À la suite de l’initiative du maire de Grenoble d’organiser, le 30 août prochain, une baignade dans l’Isère, se pose la question générale de la responsabilité de la commune si des participants subissaient une contamination bactériologique, malgré les analyses réalisées et la signature éventuelle de décharges de responsabilité.
En organisant officiellement cette baignade, la commune pourrait être regardée comme la personne responsable de l’eau de baignade au sens du Code de la santé publique.
À ce titre, elle doit notamment identifier les sources possibles de pollution, évaluer les risques sanitaires, mettre en place une surveillance adaptée de la qualité de l’eau et informer correctement le public.
En cas de risque de pollution, elle doit prendre les mesures appropriées, pouvant aller jusqu’au report, à l’annulation ou à la fermeture préventive du site.
Le maire exerce également la police spéciale des baignades. Il lui appartient ainsi d’assurer la sécurité des participants, d’organiser les secours et de signaler les dangers excédant les risques auxquels les baigneurs doivent normalement s’attendre.

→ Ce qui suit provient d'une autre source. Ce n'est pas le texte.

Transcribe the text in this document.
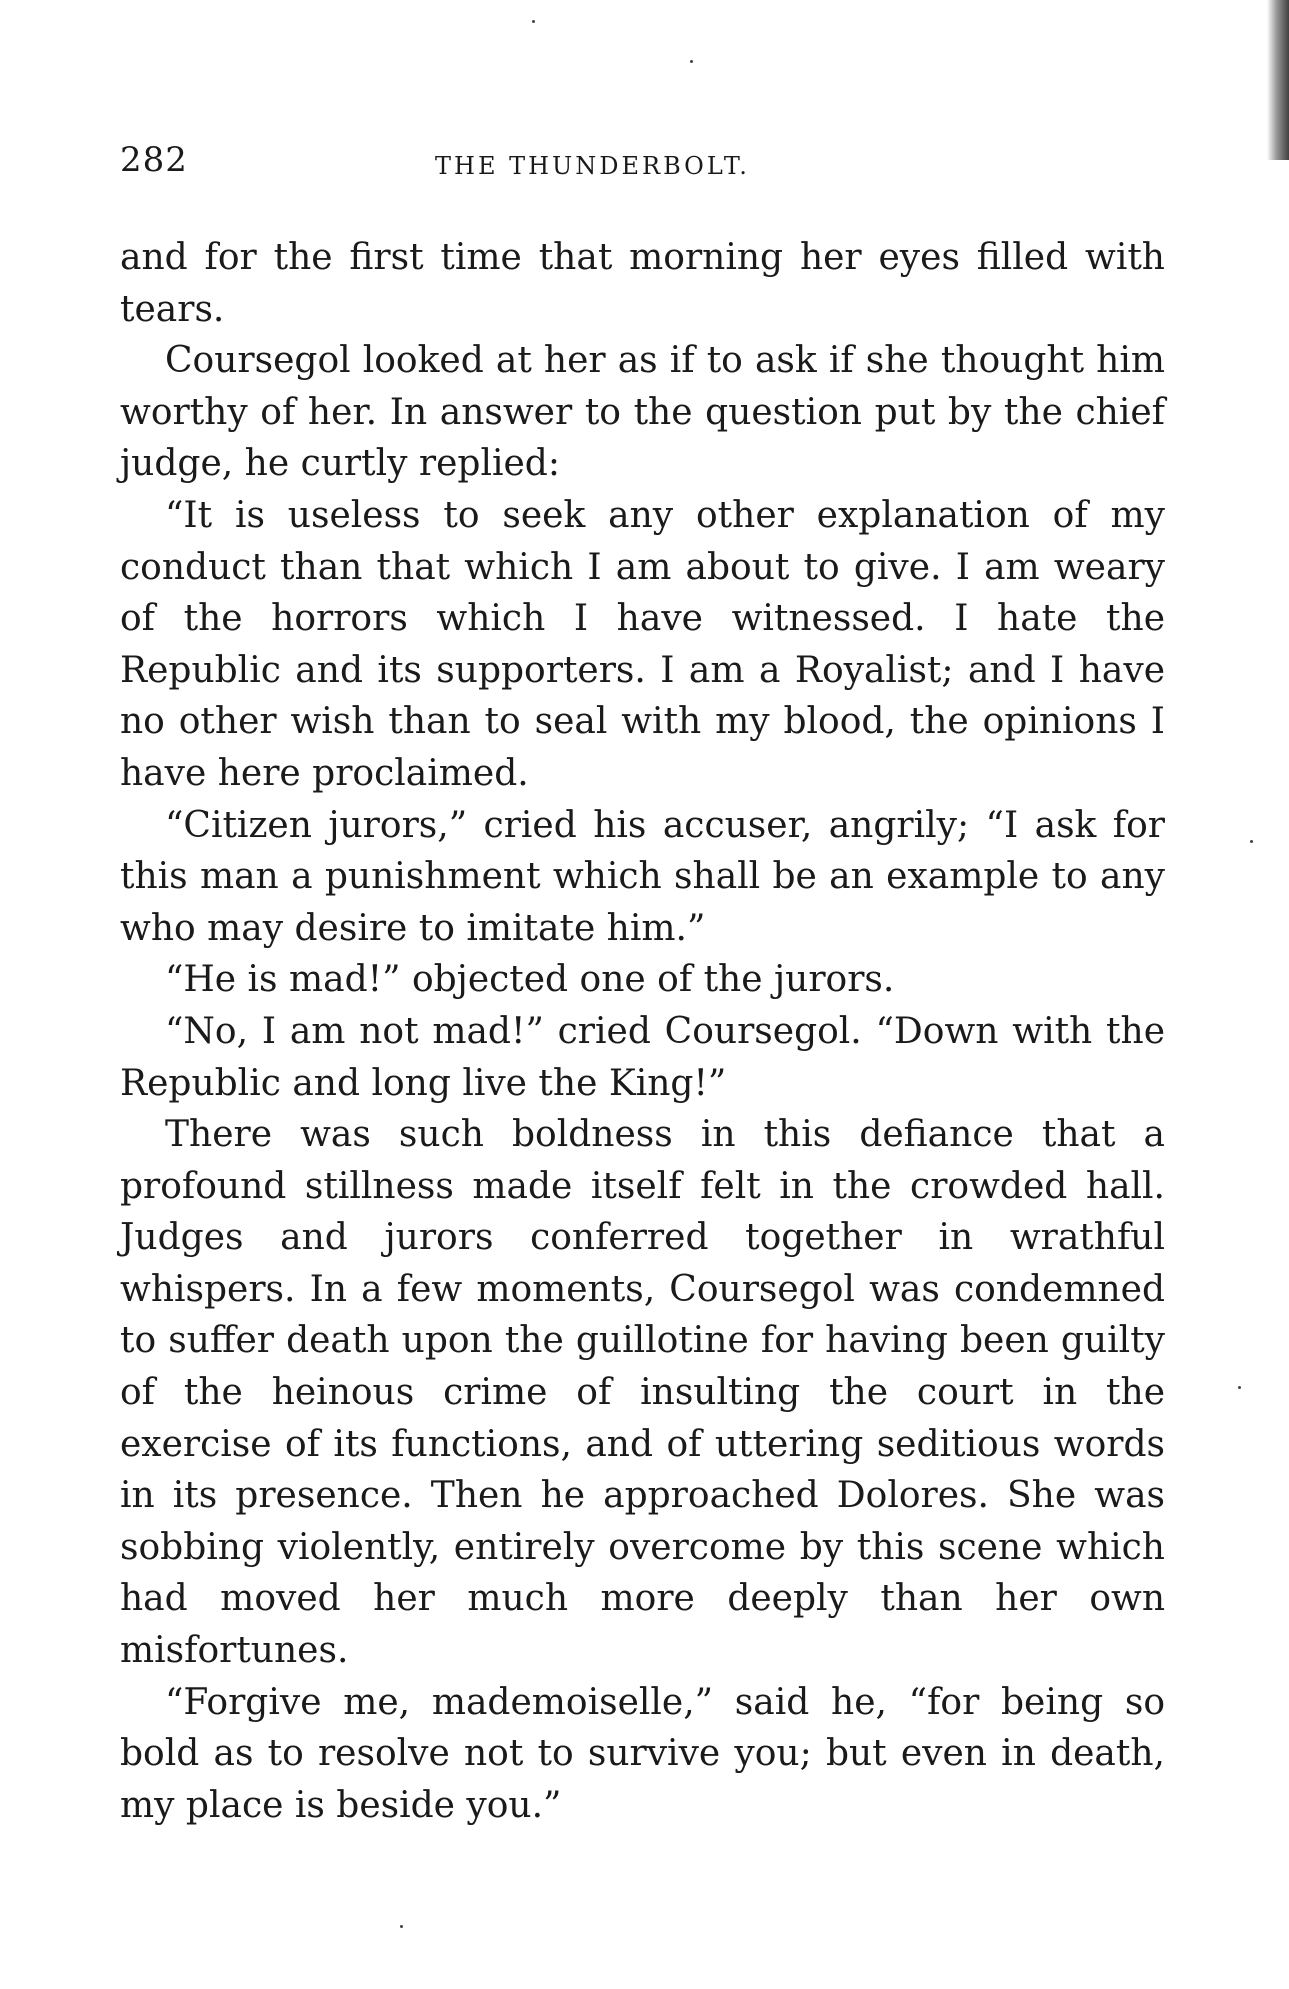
282	THE THUNDERBOLT.

and for the first time that morning her eyes filled with tears.

Coursegol looked at her as if to ask if she thought him worthy of her. In answer to the question put by the chief judge, he curtly replied:

“It is useless to seek any other explanation of my conduct than that which I am about to give. I am weary of the horrors which I have witnessed. I hate the Republic and its supporters. I am a Royalist; and I have no other wish than to seal with my blood, the opinions I have here proclaimed.

“Citizen jurors,” cried his accuser, angrily; “I ask for this man a punishment which shall be an example to any who may desire to imitate him.”

“He is mad!” objected one of the jurors.

“No, I am not mad!” cried Coursegol. “Down with the Republic and long live the King!”

There was such boldness in this defiance that a profound stillness made itself felt in the crowded hall. Judges and jurors conferred together in wrathful whispers. In a few moments, Coursegol was condemned to suffer death upon the guillotine for having been guilty of the heinous crime of insulting the court in the exercise of its functions, and of uttering seditious words in its presence. Then he approached Dolores. She was sobbing violently, entirely overcome by this scene which had moved her much more deeply than her own misfortunes.

“Forgive me, mademoiselle,” said he, “for being so bold as to resolve not to survive you; but even in death, my place is beside you.”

La responsabilité de la commune pourrait ainsi être engagée sur deux fondements principaux :
- une faute dans la gestion sanitaire de l’eau, notamment si les analyses étaient insuffisantes, trop anciennes, mal interprétées ou inadaptées aux risques identifiés ;
- une carence dans l’exercice des pouvoirs de police, par exemple en cas d’information insuffisante, d’absence de réaction à une alerte ou de maintien de la baignade malgré un risque connu.

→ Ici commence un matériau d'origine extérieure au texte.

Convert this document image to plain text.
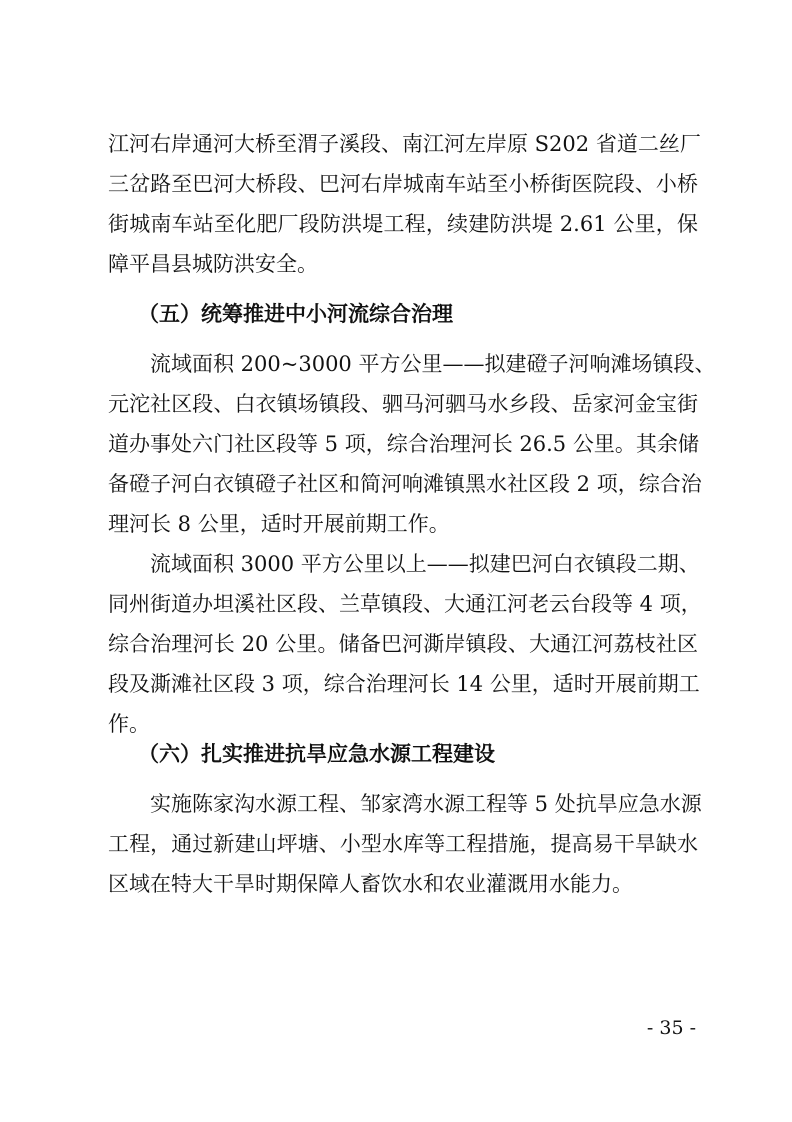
江河右岸通河大桥至渭子溪段、南江河左岸原 S202 省道二丝厂
三岔路至巴河大桥段、巴河右岸城南车站至小桥街医院段、小桥
街城南车站至化肥厂段防洪堤工程，续建防洪堤 2.61 公里，保
障平昌县城防洪安全。
（五）统筹推进中小河流综合治理
流域面积 200~3000 平方公里——拟建磴子河响滩场镇段、
元沱社区段、白衣镇场镇段、驷马河驷马水乡段、岳家河金宝街
道办事处六门社区段等 5 项，综合治理河长 26.5 公里。其余储
备磴子河白衣镇磴子社区和简河响滩镇黑水社区段 2 项，综合治
理河长 8 公里，适时开展前期工作。
流域面积 3000 平方公里以上——拟建巴河白衣镇段二期、
同州街道办坦溪社区段、兰草镇段、大通江河老云台段等 4 项，
综合治理河长 20 公里。储备巴河澌岸镇段、大通江河荔枝社区
段及澌滩社区段 3 项，综合治理河长 14 公里，适时开展前期工
作。
（六）扎实推进抗旱应急水源工程建设
实施陈家沟水源工程、邹家湾水源工程等 5 处抗旱应急水源
工程，通过新建山坪塘、小型水库等工程措施，提高易干旱缺水
区域在特大干旱时期保障人畜饮水和农业灌溉用水能力。
- 35 -
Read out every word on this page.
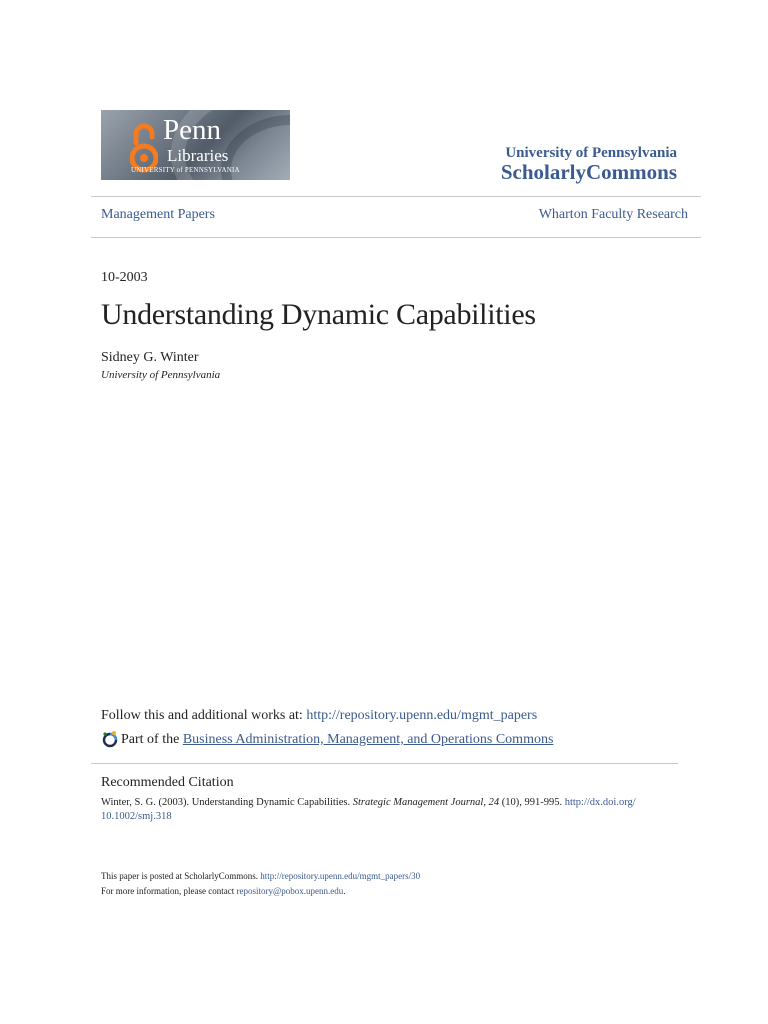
Penn
Libraries
UNIVERSITY of PENNSYLVANIA
University of Pennsylvania
ScholarlyCommons
Management Papers	Wharton Faculty Research
10-2003
Understanding Dynamic Capabilities
Sidney G. Winter
University of Pennsylvania
Follow this and additional works at: http://repository.upenn.edu/mgmt_papers
Part of the Business Administration, Management, and Operations Commons
Recommended Citation
Winter, S. G. (2003). Understanding Dynamic Capabilities. Strategic Management Journal, 24 (10), 991-995. http://dx.doi.org/
10.1002/smj.318
This paper is posted at ScholarlyCommons. http://repository.upenn.edu/mgmt_papers/30
For more information, please contact repository@pobox.upenn.edu.
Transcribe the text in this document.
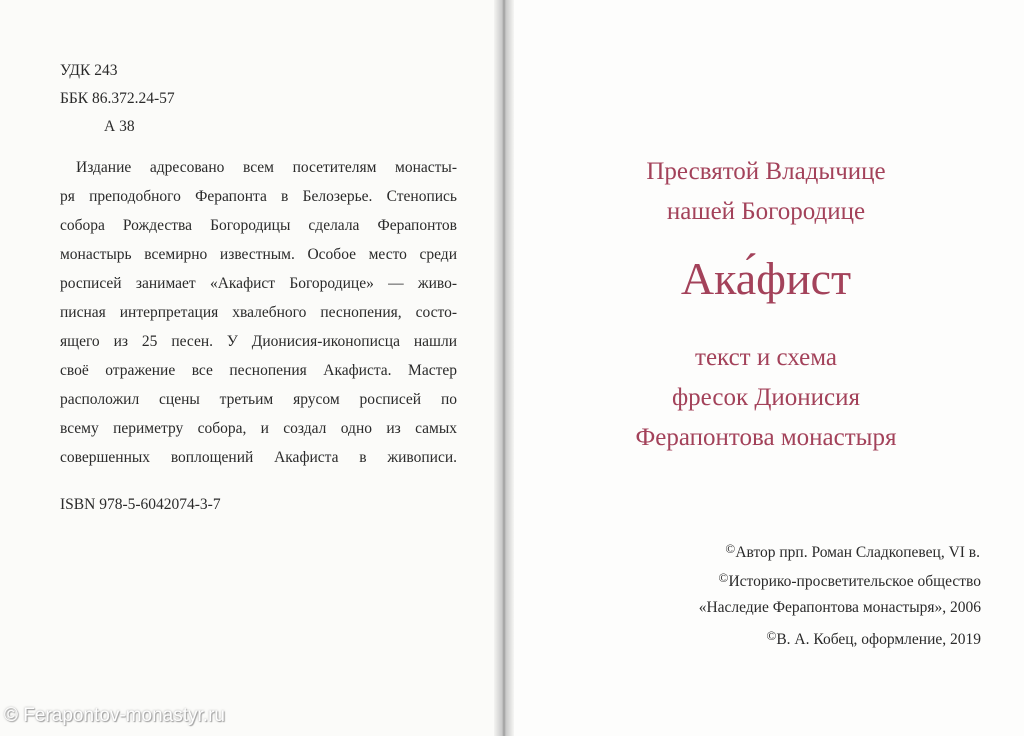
УДК 243
ББК 86.372.24-57
А 38
Издание адресовано всем посетителям монасты-
ря преподобного Ферапонта в Белозерье. Стенопись
собора Рождества Богородицы сделала Ферапонтов
монастырь всемирно известным. Особое место среди
росписей занимает «Акафист Богородице» — живо-
писная интерпретация хвалебного песнопения, состо-
ящего из 25 песен. У Дионисия-иконописца нашли
своё отражение все песнопения Акафиста. Мастер
расположил сцены третьим ярусом росписей по
всему периметру собора, и создал одно из самых
совершенных воплощений Акафиста в живописи.
ISBN 978-5-6042074-3-7
©Автор прп. Роман Сладкопевец, VI в.
©Историко-просветительское общество
«Наследие Ферапонтова монастыря», 2006
©В. А. Кобец, оформление, 2019
Пресвятой Владычице
нашей Богородице
Ака́фист
текст и схема
фресок Дионисия
Ферапонтова монастыря
© Ferapontov-monastyr.ru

La survenance d’une contamination ne suffirait toutefois pas, à elle seule, à établir automatiquement une faute de la commune.
Il appartiendrait aux victimes de démontrer la réalité de leur contamination, l’existence d’un lien suffisamment direct avec la baignade dans l’Isère et un manquement imputable à la commune.
La réalisation d’analyses par des laboratoires spécialisés constituerait un élément favorable à la défense de la commune, mais ne l’exonérerait pas automatiquement.
La commune devrait également démontrer que les prélèvements étaient représentatifs, suffisamment récents et complétés par une surveillance tenant compte des événements susceptibles d’altérer rapidement la qualité de l’eau, tels que des pluies importantes, des rejets ou des incidents survenus en amont.
L’organisation officielle de l’événement pourrait même renforcer l’exigence de vigilance, dès lors qu’elle est susceptible de donner aux participants le sentiment que la baignade a été reconnue comme sûre.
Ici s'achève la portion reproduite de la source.